Italian report: Pope encourages gay man who wants to enter seminary

Pope Francis, seated, smiles as he listens.

Pope Francis listens to a question during a meeting with priests ministering in the Diocese of Rome who have been ordained 10 years or less in the Church of Jesus the Divine Master May 29, 2024. The pope is seated between Rome Auxiliary Bishops Baldo Reina, left, and Michele Di Tolve, right. (CNS/Vatican Media)
 

by Cindy Wooden, Catholic News Service

View Author Profile

Pope Francis reportedly told a young gay man to "keep going" with his vocational search after he told the pope he felt called to the priesthood but was turned away by an Italian seminary because he told them he was gay.

According to the Rome newspaper, Il Messaggero, Lorenzo Michele Noè Caruso wrote to Francis after seeing reports that the pope had used a homophobic slur when telling members of the Italian bishops' conference to exercise caution in admitting gay men to seminaries.

Matteo Bruni, director of the Vatican press office, said May 28 the pope "never intended to offend or express himself in homophobic terms, and he extends his apologies to those who were offended by the use of a term, reported by others."

And, Bruni added, "as he has had the opportunity to state on several occasions, 'In the Church there is room for everyone, for everyone! No one is useless, no one is superfluous, there is room for everyone. Just as we are, everyone.'"

Caruso told Il Messaggero that he wrote to the pope May 28 asking him to revise a 2005 instruction from the then-Congregation for Catholic Education, approved by Pope Benedict XVI, that said the church "cannot admit to the seminary or to holy orders those who practice homosexuality, present deep-seated homosexual tendencies or support the so-called 'gay culture.'"

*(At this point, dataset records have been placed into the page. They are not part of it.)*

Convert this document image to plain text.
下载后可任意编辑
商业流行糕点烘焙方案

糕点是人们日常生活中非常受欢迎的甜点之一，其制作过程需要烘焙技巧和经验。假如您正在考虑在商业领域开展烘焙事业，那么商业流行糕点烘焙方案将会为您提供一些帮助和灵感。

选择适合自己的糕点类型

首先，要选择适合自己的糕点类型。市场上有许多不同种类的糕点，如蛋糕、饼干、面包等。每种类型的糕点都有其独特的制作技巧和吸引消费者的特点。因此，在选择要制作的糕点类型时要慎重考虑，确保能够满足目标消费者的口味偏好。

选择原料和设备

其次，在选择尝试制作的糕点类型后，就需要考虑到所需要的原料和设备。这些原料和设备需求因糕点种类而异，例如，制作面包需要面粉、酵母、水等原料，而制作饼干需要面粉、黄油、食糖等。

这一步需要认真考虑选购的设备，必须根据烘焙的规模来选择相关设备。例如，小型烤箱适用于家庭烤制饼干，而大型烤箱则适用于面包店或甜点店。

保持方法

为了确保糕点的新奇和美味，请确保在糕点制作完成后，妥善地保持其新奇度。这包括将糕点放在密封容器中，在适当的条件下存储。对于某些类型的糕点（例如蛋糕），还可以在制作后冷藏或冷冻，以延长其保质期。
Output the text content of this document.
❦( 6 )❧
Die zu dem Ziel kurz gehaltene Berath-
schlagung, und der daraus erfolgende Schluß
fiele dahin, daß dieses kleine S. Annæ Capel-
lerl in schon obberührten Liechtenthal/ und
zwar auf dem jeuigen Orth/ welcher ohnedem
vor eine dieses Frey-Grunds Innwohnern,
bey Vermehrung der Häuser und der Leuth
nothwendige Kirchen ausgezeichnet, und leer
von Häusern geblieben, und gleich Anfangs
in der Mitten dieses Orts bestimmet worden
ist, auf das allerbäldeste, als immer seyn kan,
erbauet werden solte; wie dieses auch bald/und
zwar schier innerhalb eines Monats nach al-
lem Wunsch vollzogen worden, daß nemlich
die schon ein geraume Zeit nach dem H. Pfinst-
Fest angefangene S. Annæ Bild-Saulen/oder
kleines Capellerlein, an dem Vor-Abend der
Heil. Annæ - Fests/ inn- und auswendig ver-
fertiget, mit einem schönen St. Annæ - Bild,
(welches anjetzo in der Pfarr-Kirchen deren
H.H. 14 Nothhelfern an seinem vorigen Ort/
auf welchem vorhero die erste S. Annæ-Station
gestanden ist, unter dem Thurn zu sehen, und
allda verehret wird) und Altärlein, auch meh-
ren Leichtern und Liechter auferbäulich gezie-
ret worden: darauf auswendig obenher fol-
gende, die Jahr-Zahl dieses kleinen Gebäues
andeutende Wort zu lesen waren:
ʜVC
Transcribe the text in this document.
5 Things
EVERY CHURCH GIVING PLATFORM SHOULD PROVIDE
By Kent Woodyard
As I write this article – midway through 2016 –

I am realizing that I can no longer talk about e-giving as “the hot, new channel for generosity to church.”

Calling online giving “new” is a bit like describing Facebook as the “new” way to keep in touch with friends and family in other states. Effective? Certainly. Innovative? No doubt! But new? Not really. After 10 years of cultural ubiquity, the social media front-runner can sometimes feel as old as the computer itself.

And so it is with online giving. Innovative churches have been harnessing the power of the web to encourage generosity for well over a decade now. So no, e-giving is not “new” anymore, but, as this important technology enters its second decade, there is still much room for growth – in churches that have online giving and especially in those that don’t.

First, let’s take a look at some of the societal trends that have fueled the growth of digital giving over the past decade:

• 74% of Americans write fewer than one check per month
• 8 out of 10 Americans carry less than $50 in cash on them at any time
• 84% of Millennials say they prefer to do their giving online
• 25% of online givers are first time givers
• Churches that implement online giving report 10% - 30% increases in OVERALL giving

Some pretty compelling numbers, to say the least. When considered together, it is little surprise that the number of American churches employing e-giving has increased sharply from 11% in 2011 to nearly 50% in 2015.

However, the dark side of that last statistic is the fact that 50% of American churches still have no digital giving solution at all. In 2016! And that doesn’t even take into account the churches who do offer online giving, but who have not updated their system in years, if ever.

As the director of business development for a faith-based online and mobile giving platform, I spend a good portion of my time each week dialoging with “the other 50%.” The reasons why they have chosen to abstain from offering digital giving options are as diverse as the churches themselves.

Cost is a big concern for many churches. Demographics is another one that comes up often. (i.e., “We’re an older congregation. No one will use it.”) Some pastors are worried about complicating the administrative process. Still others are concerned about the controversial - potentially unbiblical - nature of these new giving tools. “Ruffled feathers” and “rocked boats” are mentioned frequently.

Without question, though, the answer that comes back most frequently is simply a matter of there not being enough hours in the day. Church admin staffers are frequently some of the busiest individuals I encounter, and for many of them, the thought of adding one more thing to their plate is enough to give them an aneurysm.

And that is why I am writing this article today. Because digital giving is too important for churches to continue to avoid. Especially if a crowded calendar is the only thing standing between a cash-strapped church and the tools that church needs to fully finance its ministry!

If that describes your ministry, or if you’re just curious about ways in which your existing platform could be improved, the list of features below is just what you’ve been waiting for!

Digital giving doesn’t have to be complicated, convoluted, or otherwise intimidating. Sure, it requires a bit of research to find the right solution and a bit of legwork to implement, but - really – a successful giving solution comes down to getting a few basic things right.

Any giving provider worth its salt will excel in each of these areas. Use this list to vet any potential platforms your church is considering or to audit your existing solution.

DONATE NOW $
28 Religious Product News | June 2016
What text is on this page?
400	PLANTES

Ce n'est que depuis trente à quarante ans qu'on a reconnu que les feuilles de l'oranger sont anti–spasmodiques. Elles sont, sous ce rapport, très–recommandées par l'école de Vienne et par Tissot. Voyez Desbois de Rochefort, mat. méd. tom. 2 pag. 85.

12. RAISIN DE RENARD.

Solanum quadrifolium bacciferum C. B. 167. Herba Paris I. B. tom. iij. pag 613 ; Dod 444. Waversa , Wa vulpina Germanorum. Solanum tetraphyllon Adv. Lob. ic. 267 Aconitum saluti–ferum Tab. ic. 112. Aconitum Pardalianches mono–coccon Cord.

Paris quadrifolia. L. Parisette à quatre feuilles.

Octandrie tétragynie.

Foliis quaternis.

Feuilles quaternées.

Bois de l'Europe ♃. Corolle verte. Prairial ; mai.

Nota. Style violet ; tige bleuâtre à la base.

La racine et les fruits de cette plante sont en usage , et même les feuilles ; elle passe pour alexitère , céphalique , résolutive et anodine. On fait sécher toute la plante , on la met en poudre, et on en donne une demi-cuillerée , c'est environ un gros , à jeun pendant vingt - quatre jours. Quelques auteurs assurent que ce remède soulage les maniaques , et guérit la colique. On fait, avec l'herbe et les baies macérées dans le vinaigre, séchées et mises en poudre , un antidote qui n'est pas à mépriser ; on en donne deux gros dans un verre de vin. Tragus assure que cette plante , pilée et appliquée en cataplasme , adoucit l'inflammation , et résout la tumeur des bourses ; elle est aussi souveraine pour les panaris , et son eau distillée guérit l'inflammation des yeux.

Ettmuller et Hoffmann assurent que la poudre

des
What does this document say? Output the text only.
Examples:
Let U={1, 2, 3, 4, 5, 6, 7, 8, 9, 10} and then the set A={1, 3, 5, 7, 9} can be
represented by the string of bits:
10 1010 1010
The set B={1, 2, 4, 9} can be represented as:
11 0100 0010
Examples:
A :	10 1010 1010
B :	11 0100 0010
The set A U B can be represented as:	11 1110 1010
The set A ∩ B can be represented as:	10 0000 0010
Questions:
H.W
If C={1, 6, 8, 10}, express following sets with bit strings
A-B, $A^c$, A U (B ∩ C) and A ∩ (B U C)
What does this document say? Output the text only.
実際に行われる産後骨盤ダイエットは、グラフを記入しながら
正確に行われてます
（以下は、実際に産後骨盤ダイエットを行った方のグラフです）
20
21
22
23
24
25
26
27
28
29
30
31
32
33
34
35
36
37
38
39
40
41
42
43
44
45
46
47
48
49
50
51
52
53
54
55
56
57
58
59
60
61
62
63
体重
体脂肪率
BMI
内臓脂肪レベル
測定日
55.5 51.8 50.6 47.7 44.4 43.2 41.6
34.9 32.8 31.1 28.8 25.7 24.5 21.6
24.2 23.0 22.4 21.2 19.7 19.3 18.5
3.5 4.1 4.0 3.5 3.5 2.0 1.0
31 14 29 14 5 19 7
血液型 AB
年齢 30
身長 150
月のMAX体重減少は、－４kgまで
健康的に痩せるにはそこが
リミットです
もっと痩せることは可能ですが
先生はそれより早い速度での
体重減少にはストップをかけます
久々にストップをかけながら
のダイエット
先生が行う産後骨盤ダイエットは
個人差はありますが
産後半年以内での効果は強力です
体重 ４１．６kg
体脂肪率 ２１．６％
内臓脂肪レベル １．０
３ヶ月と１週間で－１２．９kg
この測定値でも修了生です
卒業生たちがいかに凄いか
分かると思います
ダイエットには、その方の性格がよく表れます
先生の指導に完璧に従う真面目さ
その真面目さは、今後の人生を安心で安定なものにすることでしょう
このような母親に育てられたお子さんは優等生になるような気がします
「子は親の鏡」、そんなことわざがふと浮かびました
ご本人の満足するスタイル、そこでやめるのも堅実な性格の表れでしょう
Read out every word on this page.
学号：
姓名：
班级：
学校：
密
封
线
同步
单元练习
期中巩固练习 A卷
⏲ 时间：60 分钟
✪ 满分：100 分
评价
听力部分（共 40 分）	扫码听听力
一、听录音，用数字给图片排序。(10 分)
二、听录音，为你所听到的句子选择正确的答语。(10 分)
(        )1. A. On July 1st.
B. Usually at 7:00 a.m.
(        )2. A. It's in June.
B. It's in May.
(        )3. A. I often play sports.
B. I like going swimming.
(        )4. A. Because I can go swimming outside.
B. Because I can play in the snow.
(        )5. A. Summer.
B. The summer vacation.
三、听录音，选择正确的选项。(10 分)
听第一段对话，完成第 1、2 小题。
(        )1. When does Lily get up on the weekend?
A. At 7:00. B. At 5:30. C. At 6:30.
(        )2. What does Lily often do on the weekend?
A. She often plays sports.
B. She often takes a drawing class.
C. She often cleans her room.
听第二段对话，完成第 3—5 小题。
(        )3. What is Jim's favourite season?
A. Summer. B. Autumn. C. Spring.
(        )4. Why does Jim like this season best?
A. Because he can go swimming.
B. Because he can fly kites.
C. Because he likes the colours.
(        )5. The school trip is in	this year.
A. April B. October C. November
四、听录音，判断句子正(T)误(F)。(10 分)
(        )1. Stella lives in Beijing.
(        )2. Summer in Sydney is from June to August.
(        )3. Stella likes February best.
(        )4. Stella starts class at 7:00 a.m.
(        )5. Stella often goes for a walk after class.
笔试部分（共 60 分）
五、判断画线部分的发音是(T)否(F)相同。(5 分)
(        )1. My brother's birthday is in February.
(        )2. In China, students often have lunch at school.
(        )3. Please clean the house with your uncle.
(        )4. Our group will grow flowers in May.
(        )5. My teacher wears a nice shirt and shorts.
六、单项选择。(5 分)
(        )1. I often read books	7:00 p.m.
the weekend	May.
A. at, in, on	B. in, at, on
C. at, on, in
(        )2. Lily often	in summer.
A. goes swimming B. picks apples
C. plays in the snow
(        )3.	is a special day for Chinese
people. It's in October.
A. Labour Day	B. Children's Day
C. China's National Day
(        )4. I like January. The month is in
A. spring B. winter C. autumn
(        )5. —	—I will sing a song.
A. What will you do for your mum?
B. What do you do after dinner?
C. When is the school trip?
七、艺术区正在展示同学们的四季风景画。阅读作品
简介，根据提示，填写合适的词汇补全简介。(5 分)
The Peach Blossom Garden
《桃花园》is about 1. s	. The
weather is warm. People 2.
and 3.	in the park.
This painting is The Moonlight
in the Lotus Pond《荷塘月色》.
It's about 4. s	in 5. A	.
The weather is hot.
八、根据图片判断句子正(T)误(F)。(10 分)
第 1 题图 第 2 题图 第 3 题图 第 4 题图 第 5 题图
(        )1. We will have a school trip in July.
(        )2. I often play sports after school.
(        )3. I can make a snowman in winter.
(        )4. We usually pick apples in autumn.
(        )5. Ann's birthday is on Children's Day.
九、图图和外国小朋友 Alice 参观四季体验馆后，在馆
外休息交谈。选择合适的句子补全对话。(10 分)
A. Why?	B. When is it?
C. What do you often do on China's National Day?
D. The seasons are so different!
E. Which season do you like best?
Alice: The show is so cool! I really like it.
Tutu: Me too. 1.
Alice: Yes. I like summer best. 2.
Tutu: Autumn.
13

The policy, Caruso told the pope, forced him and others like him to hide their identities or "pay for sincerity with the high price of rejection."

"Many young people feel lost in a church that often seems to have become tied to a toxic and elective clericalism, where only some deserve to be accepted and where others are excluded as false Christians," Caruso wrote.

The young man told Il Messaggero that he received an email June 1 containing the scan of a handwritten response from the pope. The Vatican did not confirm the authenticity of the note.

Francis said he appreciated Caruso's description of clericalism, which the pope called "a plague."

"As a great theologian says, 'Spiritual worldliness is the worst thing that can appen, even worse than the time of popes who were worldly and had concubines,'" the pope wrote, according to Il Messaggero.

"Jesus calls everyone, everyone. Some think of the Church as a customs office and that is bad," the pope continued. "The Church must be open to everyone. Brother, keep going with your vocation."